Juan Marsé: le jeune adolescent et la vieille Polonaise
Juan Marsé © LM Palomares

Juan Marsé (1933-2020) a écrit quinze romans, qui ont fait de lui l’écrivain emblématique d’une cité méditerranéenne: Barcelone. Dans son avant-dernier livre, Heureuses nouvelles sur avions en papier, paru en Espagne en 2014, et traduit seulement aujourd’hui en français, Juan Marsé revient sur la mémoire juive du XXe siècle.

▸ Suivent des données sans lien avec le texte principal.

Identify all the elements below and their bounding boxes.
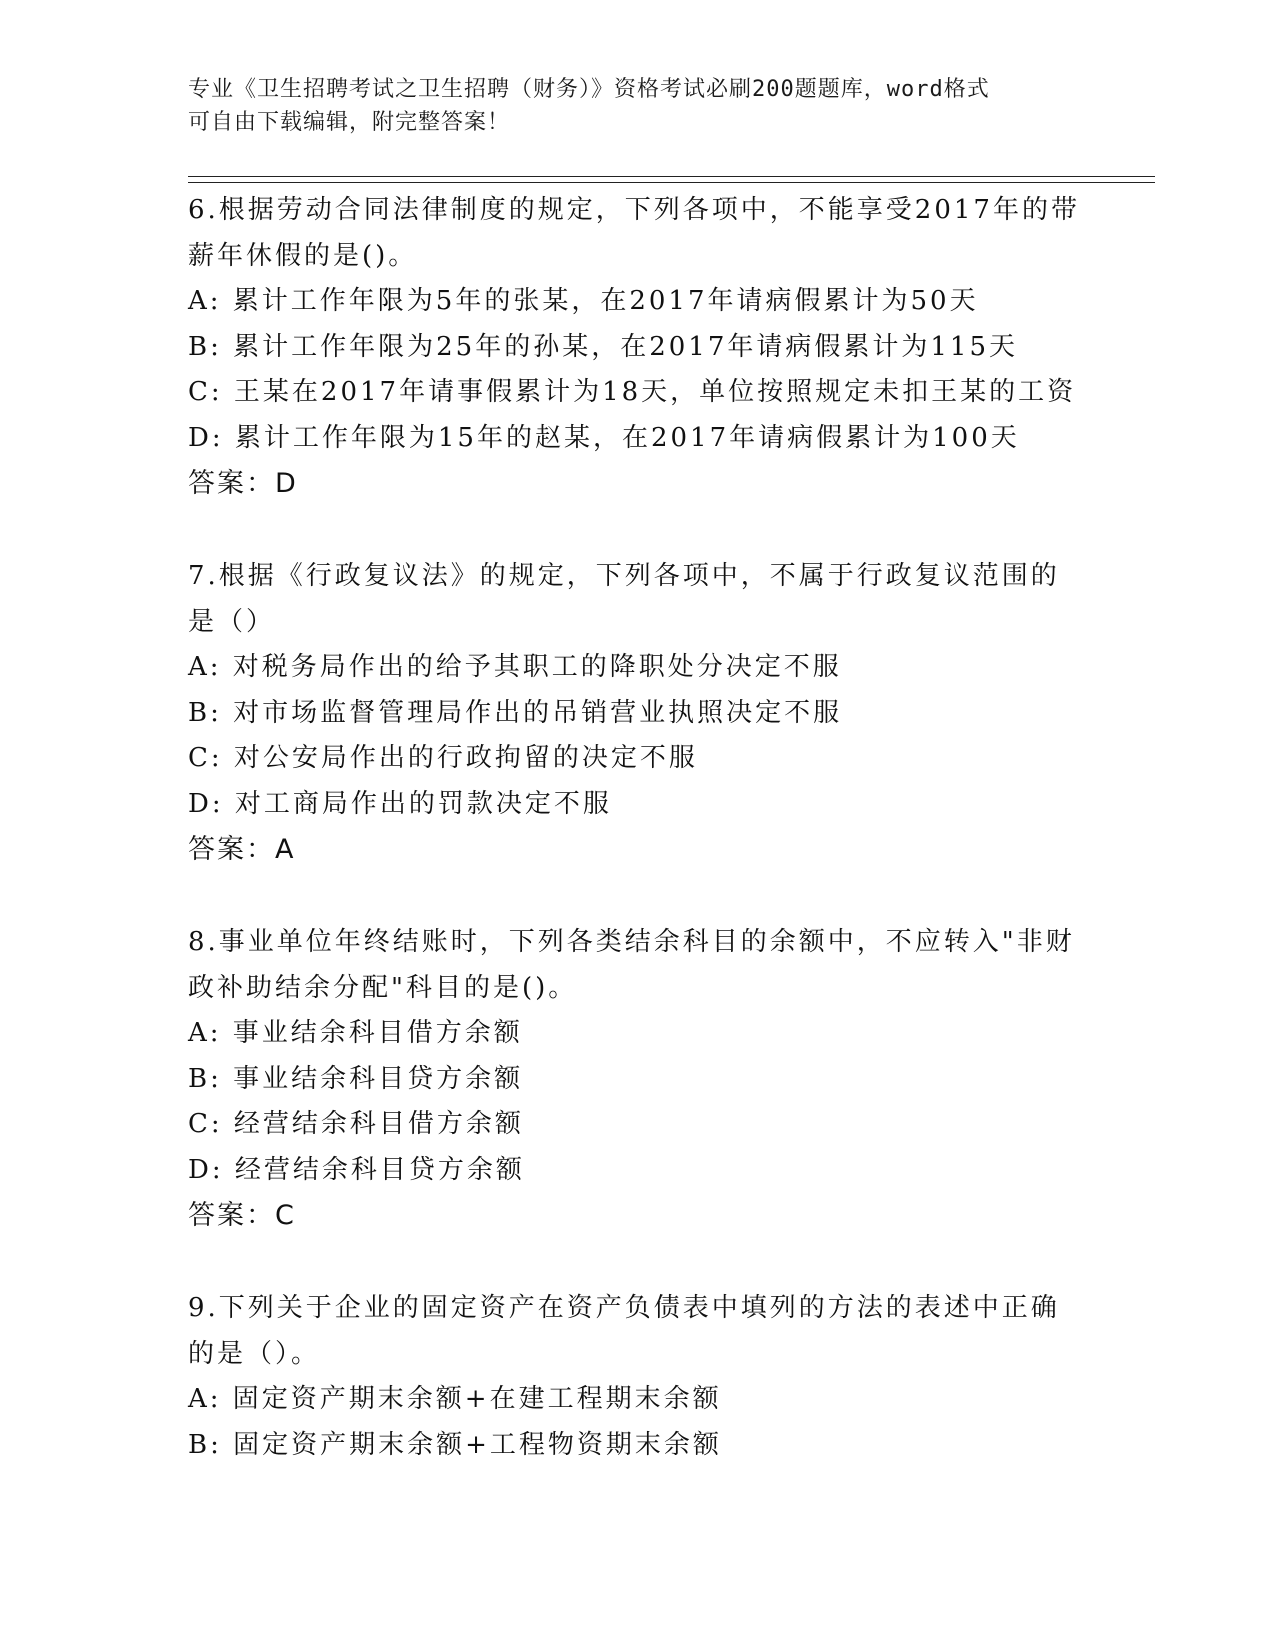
question-6	[188, 188, 1088, 506]
question-stem-line: 8.事业单位年终结账时，下列各类结余科目的余额中，不应转入"非财	[188, 927, 1075, 957]
question-8	[188, 920, 1088, 1238]
header-line-1: 专业《卫生招聘考试之卫生招聘（财务）》资格考试必刷200题题库，word格式	[188, 77, 990, 102]
option-d: D: 对工商局作出的罚款决定不服	[188, 788, 612, 819]
question-spacer	[188, 506, 1088, 554]
option-b: B: 事业结余科目贷方余额	[188, 1063, 524, 1094]
question-9	[188, 1286, 1088, 1468]
option-a: A: 事业结余科目借方余额	[188, 1018, 523, 1048]
question-spacer	[188, 1238, 1088, 1286]
option-d: D: 累计工作年限为15年的赵某，在2017年请病假累计为100天	[188, 422, 1020, 453]
question-stem-line: 政补助结余分配"科目的是()。	[188, 972, 578, 1003]
question-stem-line: 6.根据劳动合同法律制度的规定，下列各项中，不能享受2017年的带	[188, 195, 1080, 225]
option-a: A: 固定资产期末余额+在建工程期末余额	[188, 1384, 722, 1414]
option-b: B: 累计工作年限为25年的孙某，在2017年请病假累计为115天	[188, 331, 1019, 362]
option-c: C: 对公安局作出的行政拘留的决定不服	[188, 743, 698, 773]
question-stem-line: 的是（）。	[188, 1338, 321, 1369]
question-stem-line: 9.下列关于企业的固定资产在资产负债表中填列的方法的表述中正确	[188, 1293, 1060, 1323]
header-divider-top	[188, 176, 1155, 177]
header-line-2: 可自由下载编辑，附完整答案！	[188, 110, 511, 135]
option-b: B: 固定资产期末余额+工程物资期末余额	[188, 1429, 722, 1460]
option-c: C: 经营结余科目借方余额	[188, 1109, 524, 1139]
document-header-note	[188, 73, 1068, 139]
question-7	[188, 554, 1088, 872]
question-list	[188, 188, 1088, 1468]
option-a: A: 累计工作年限为5年的张某，在2017年请病假累计为50天	[188, 286, 979, 316]
answer-line: 答案：A	[188, 834, 296, 865]
option-d: D: 经营结余科目贷方余额	[188, 1154, 525, 1185]
option-a: A: 对税务局作出的给予其职工的降职处分决定不服	[188, 652, 842, 682]
question-stem-line: 薪年休假的是()。	[188, 240, 418, 271]
question-spacer	[188, 872, 1088, 920]
question-stem-line: 是（）	[188, 606, 276, 637]
answer-line: 答案：C	[188, 1200, 296, 1231]
option-b: B: 对市场监督管理局作出的吊销营业执照决定不服	[188, 697, 843, 728]
header-divider-bottom	[188, 182, 1155, 183]
option-c: C: 王某在2017年请事假累计为18天，单位按照规定未扣王某的工资	[188, 377, 1077, 407]
answer-line: 答案：D	[188, 468, 298, 499]
question-stem-line: 7.根据《行政复议法》的规定，下列各项中，不属于行政复议范围的	[188, 561, 1060, 591]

Bref roman d’apprentissage, Heureuses nouvelles sur avions en papier est une sorte d’esquisse testamentaire, où tout est fragile et précaire comme le cours même d’une vie. Bruno est un adolescent mal dans sa peau. Il vit dans un petit appartement avec sa mère, Ruth. Tous deux s’entendent plutôt bien. Son père, Amador, les a quittés quand Bruno avait neuf ans. Aussi bien, Amador a toujours été une sorte de hippy qui a mal tourné, devenu un quasi-vagabond mendiant la charité dans les villes qu’il traverse. C’est bien pourquoi, lorsqu’il revient un soir au domicile conjugal, Bruno ne l’accueille pas avec joie, et, très distant, affecte de l’appeler par son nom de famille, « M. Raciocinio ».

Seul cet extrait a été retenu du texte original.